New Hampshire Enacts Strict New Voter ID Law

Gov. Kelly Ayotte enacted House Bill 323 into law last week prohibiting student IDs as an acceptable form of identification to cast a ballot.
Published: 4/15/2026, 3:21:19 PM EDT
New Hampshire Enacts Strict New Voter ID Law
A woman casts her vote at an early voting polling site at East Carolina University as North Carolina begins its midterm primary election, in Greenville, N.C., on Feb. 12, 2026. (Madalina Kilroy/The Epoch Times)

Government-issued student identification cards are no longer accepted for voting purposes in New Hampshire.

Gov. Kelly Ayotte enacted House Bill 323 into law last week, prohibiting student IDs as an acceptable form of identification to cast a ballot.

“Student IDs are just not that reliable,” Washington, D.C. attorney Andrellos Mitchell told NTD. “They’re easy to make, easy to fake, and that’s been true for decades.”

Without the student ID option, students must now provide a passport or a New Hampshire-issued driver's license to cast a standard ballot because under the new law, only driver’s licenses, passports, and military identification are permissible.

The change could impact thousands of student voters in public schools statewide.

Independent Voter Project estimates that of the more than 1.09 million total registered voters in New Hampshire, the 18-to-24 age demographic makes up some 8 to 10 percent of the electorate.

“It makes it a little harder for some students to vote if that’s the only ID they have,” Mitchell said. “So, you’re trading convenience for security.”

Ayotte did not respond to requests for comment by the time of publication.

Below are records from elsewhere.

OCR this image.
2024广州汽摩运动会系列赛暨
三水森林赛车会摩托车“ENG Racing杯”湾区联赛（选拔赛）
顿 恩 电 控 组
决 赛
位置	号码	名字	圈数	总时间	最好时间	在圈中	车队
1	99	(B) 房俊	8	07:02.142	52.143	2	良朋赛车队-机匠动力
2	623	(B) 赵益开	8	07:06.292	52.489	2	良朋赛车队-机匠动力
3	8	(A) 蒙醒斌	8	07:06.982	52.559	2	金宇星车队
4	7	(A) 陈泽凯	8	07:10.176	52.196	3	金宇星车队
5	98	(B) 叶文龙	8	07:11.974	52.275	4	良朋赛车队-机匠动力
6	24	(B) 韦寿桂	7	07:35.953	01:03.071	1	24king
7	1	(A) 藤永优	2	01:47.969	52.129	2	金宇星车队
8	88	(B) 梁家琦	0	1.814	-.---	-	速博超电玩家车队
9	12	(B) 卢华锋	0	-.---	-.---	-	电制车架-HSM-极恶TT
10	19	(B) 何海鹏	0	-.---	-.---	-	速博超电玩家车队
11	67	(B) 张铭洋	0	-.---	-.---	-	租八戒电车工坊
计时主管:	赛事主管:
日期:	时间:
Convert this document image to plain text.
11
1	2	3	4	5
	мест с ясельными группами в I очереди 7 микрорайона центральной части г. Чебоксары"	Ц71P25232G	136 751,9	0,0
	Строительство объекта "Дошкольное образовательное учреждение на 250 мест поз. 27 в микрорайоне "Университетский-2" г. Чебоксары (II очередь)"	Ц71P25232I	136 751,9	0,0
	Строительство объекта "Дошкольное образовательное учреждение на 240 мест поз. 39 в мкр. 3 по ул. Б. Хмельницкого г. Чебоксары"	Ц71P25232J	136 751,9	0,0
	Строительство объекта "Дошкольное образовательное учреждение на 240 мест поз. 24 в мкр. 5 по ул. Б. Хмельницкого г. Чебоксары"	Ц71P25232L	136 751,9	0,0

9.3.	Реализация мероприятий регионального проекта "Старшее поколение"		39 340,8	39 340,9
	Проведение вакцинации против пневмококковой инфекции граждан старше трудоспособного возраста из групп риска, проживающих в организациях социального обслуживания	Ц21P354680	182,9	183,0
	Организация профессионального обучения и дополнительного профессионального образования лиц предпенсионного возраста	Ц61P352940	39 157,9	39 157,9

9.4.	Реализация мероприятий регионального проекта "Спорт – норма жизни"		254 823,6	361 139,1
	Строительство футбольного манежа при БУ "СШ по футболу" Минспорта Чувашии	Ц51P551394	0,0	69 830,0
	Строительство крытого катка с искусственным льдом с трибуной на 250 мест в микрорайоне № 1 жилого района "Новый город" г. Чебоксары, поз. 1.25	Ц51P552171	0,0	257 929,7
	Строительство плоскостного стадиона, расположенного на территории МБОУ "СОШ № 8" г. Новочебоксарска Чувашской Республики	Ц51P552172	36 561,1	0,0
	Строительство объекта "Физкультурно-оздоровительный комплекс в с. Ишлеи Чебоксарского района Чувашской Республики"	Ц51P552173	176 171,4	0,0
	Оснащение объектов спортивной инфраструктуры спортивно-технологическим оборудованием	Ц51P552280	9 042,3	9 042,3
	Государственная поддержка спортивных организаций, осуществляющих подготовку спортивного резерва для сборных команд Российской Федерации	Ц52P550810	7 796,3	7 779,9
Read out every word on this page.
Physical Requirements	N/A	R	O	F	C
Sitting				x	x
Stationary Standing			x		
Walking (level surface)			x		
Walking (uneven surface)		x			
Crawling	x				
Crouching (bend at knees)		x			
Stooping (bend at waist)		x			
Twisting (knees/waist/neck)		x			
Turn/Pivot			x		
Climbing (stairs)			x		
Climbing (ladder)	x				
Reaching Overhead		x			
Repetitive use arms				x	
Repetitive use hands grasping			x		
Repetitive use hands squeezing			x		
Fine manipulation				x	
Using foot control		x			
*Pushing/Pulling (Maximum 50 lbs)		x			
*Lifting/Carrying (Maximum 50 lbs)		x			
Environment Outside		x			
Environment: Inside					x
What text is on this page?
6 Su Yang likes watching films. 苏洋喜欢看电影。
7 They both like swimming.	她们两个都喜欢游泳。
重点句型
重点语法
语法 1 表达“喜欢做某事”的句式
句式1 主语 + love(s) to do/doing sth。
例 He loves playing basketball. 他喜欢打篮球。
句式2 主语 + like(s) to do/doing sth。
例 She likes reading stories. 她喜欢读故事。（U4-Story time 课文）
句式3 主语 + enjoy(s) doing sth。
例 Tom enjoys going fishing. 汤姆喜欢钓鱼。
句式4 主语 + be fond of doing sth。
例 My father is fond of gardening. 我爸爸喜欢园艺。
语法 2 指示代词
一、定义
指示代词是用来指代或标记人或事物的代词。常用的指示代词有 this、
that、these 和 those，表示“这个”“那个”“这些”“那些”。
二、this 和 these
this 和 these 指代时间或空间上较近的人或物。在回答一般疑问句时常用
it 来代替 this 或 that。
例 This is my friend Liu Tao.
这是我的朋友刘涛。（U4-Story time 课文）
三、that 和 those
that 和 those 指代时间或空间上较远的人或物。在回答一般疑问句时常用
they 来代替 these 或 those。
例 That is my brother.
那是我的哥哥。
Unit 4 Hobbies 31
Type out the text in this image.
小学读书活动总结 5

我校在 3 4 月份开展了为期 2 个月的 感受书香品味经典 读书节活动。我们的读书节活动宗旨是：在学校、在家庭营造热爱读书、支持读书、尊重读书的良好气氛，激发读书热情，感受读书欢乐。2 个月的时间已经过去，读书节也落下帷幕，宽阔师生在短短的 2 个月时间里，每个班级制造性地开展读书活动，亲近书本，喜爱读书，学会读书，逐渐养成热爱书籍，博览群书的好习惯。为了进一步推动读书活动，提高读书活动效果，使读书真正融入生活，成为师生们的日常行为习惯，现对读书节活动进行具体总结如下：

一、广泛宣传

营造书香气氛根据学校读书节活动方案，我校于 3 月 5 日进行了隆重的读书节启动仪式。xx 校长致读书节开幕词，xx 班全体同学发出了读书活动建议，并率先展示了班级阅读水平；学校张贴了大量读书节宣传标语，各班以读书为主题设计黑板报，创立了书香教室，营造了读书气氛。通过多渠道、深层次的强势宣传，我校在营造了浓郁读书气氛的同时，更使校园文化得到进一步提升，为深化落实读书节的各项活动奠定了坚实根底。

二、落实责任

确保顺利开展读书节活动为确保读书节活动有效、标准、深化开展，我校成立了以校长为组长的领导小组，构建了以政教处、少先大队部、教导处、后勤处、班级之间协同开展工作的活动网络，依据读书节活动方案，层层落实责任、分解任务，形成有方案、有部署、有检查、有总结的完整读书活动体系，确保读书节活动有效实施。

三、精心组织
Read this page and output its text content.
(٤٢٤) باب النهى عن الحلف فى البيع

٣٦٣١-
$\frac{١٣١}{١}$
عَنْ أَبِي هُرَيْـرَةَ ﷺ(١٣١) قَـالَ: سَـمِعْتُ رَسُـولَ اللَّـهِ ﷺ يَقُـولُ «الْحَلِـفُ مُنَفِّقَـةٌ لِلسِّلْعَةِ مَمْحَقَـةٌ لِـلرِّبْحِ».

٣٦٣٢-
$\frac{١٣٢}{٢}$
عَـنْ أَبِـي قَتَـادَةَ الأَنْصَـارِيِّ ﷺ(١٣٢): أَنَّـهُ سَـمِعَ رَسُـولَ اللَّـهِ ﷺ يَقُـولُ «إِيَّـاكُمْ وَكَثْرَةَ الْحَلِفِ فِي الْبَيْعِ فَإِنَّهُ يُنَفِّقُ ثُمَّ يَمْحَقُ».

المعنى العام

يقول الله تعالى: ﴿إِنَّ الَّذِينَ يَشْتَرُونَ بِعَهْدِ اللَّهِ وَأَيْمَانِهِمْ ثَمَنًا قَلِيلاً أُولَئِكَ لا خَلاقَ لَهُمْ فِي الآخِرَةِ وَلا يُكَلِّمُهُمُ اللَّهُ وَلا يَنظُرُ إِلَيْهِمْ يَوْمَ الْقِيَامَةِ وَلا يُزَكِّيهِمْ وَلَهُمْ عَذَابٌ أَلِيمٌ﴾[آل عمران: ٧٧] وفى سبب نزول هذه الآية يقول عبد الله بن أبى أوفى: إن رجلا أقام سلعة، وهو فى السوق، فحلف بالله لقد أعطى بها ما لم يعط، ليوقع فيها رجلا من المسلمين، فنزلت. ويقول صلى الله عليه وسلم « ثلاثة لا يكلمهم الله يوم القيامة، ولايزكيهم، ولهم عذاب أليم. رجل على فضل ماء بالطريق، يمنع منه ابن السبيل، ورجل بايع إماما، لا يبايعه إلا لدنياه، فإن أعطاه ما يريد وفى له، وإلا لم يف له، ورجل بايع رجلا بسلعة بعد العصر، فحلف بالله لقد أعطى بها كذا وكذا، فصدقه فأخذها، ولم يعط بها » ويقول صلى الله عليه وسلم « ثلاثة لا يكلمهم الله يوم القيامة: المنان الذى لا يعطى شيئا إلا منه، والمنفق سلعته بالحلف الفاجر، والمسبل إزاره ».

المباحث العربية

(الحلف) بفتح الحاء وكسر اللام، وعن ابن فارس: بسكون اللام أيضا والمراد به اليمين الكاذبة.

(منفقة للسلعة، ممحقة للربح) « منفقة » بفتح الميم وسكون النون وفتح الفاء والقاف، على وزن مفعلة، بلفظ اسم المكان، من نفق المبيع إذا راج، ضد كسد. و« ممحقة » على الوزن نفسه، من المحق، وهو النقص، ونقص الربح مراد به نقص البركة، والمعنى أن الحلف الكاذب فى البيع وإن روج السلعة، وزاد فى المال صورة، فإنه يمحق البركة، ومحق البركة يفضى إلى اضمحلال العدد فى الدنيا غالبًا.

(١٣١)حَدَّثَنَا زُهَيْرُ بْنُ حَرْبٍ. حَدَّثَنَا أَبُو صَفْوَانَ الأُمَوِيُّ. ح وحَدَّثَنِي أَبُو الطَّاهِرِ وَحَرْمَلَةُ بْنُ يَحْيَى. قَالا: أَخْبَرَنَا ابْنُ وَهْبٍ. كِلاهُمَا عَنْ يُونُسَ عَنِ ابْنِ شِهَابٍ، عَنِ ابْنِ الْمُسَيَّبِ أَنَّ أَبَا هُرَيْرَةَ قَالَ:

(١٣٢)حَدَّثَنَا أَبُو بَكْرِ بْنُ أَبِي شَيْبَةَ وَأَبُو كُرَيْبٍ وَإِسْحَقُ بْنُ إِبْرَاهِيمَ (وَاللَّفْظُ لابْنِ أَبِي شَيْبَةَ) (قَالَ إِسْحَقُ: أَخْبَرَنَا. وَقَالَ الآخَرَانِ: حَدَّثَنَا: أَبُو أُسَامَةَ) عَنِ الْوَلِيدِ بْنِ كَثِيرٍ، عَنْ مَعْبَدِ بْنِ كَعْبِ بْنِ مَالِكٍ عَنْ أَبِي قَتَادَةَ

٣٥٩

The new restriction represents a reversal of the policy that had been in place for 13 years.

The New Hampshire Legislature passed HB 595 in 2013, which added student identification cards from New Hampshire colleges, universities, and high schools to the list of acceptable forms of photo ID.

“It clearly solves a credibility problem,” Mitchell added. “If you’re serious about election integrity, you want IDs that are hard to fake and easy to verify. Student IDs don’t really meet that standard.”

New Hampshire is the latest to initiate stricter voter ID laws as President Donald Trump’s federal Safeguard American Voter Eligibility (SAVE) Act remains stalled in the U.S. Senate.

For example, state lawmakers in Rhode Island introduced voting legislation that will require verification of U.S. citizenship.

The bill, S 3044, was introduced by Rhode Island state senator Lori Urso on March 5 and has since been referred to the Senate Judiciary Committee.

It requires that REAL ID applicants show U.S. citizenship at the Division of Motor Vehicles.

In the state of Michigan, some 750,000 petition signatures were submitted in support of requiring proof of U.S. citizenship to register to vote and audits of existing voter rolls.

The measure demands that new voter registrants show documents like a passport, birth certificate, plus photo ID or naturalization papers.

Florida, Mississippi, South Dakota, and Utah all enacted proof-of-citizenship voting bills in the past few weeks.